Local‐ and landscape‐scale impacts of clear‐cuts and climate change on surface water dissolved organic carbon in boreal forests

Abstract

AbstractForest harvesting and climate change may significantly increase concentrations and fluxes of dissolved organic carbon (DOC) in boreal surface waters. However, the likely magnitude of any effect will vary depending on the landscape‐element type and spatial scale. We used a chain of hydrological, empirical, and process‐based biogeochemical models coupled to an ensemble of downscaled Regional Climate Model experiments to develop scenario storylines for local‐ and landscape‐scale effects of forest harvesting and climate change on surface water DOC concentrations and fluxes.

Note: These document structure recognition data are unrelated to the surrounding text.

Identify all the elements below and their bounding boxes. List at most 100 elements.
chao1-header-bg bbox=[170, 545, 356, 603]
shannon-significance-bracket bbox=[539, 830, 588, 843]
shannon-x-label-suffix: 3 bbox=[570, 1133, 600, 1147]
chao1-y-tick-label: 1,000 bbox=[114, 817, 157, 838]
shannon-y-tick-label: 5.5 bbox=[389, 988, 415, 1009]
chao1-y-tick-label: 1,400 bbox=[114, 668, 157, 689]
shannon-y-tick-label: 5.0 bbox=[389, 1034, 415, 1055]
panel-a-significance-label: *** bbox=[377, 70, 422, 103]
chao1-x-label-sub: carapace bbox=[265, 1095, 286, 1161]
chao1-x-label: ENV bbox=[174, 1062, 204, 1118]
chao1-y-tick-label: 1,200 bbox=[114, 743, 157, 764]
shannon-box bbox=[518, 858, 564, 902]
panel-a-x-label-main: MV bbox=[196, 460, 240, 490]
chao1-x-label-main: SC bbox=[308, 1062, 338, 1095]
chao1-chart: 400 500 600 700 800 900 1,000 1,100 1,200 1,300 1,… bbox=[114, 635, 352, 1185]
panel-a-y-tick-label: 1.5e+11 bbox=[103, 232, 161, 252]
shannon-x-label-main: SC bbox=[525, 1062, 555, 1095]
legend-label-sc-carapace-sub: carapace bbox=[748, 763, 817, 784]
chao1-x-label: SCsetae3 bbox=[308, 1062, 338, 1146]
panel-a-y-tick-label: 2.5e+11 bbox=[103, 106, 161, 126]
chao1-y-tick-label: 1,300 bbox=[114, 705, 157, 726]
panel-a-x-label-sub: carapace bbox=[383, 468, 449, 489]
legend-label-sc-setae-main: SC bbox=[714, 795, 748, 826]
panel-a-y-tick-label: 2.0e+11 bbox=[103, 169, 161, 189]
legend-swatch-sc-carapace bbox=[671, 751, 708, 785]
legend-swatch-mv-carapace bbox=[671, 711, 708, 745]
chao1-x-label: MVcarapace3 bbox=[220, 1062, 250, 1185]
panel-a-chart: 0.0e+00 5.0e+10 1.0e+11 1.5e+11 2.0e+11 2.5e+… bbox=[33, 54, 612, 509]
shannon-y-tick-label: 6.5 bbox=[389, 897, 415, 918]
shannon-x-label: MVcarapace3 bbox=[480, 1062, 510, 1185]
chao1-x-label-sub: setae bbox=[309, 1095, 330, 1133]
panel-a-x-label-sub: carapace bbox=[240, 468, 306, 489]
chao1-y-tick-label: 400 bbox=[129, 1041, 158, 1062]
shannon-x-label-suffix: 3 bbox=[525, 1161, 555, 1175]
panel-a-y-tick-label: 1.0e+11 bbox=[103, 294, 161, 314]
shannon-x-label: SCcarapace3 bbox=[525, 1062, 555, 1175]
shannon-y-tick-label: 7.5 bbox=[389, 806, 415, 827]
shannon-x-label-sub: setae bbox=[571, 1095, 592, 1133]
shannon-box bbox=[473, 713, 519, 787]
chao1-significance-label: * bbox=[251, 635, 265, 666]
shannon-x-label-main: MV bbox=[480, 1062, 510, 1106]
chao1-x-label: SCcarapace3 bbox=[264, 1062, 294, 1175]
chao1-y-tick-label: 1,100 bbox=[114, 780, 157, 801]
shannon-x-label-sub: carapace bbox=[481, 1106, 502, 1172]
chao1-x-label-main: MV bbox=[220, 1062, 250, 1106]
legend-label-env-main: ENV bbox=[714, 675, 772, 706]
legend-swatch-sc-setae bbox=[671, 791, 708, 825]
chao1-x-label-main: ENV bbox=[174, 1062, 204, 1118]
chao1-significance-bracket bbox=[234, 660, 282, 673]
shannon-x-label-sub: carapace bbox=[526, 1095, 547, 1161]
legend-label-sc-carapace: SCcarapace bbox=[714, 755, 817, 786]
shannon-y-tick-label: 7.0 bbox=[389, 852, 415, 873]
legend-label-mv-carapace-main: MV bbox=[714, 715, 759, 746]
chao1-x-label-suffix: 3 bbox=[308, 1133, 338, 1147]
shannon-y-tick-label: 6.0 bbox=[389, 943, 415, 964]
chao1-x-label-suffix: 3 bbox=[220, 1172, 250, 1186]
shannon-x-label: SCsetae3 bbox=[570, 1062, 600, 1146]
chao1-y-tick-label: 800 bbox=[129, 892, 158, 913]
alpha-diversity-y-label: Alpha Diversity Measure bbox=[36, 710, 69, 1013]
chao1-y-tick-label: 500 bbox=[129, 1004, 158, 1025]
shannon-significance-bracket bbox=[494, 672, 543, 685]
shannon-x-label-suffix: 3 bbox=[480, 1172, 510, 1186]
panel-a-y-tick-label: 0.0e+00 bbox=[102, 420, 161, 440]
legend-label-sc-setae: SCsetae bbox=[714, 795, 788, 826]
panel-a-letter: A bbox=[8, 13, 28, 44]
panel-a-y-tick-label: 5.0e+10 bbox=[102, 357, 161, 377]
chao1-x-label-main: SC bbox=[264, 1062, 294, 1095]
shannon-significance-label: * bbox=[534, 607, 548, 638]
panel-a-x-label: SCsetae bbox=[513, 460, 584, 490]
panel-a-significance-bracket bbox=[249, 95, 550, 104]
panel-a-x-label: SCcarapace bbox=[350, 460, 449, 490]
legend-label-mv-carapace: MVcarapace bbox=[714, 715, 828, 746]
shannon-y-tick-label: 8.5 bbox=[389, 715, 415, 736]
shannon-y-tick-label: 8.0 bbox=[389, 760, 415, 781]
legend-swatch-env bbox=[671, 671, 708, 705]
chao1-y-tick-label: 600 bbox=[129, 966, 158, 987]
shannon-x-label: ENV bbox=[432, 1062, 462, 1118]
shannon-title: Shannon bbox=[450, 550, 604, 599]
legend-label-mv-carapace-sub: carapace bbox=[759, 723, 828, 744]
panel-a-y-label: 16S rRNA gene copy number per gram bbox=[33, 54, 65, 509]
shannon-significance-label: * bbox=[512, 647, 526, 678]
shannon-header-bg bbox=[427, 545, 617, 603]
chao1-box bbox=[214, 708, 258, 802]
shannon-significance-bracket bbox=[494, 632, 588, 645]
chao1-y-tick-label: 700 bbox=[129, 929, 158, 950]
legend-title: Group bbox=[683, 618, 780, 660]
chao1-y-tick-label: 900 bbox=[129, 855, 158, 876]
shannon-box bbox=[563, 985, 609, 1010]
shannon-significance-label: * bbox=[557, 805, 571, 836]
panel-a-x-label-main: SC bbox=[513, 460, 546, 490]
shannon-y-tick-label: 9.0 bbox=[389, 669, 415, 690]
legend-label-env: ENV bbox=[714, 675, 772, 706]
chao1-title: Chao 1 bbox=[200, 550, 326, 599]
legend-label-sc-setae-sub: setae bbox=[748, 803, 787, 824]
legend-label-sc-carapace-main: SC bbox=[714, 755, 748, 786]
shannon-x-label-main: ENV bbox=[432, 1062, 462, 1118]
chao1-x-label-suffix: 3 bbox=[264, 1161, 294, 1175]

Local‐scale runoff, soil temperature, and DOC dynamics were simulated for a range of forest and wetland landscape‐element types and at the larger landscape scale. The results indicated that climate change will likely lead to greater winter flows and earlier, smaller spring peaks. Both forest harvesting and climate change scenarios resulted in large increases in summer and autumn runoff and higher DOC fluxes. Forest harvesting effects were clearly apparent at local scales. While at the landscape scale, approximately 1 mg L−1 (or 10%) of the DOC in surface waters can be attributed to clear‐cuts, both climate change and intensified forestry can each increase DOC concentrations by another 1 mg L−1 in the future, which is less than that seen in many waterbodies recovering from acidification. These effects of forestry and climate change on surface water DOC concentrations are additive at a landscape scale but not at the local scale, where a range of landscape‐element specific responses were observed.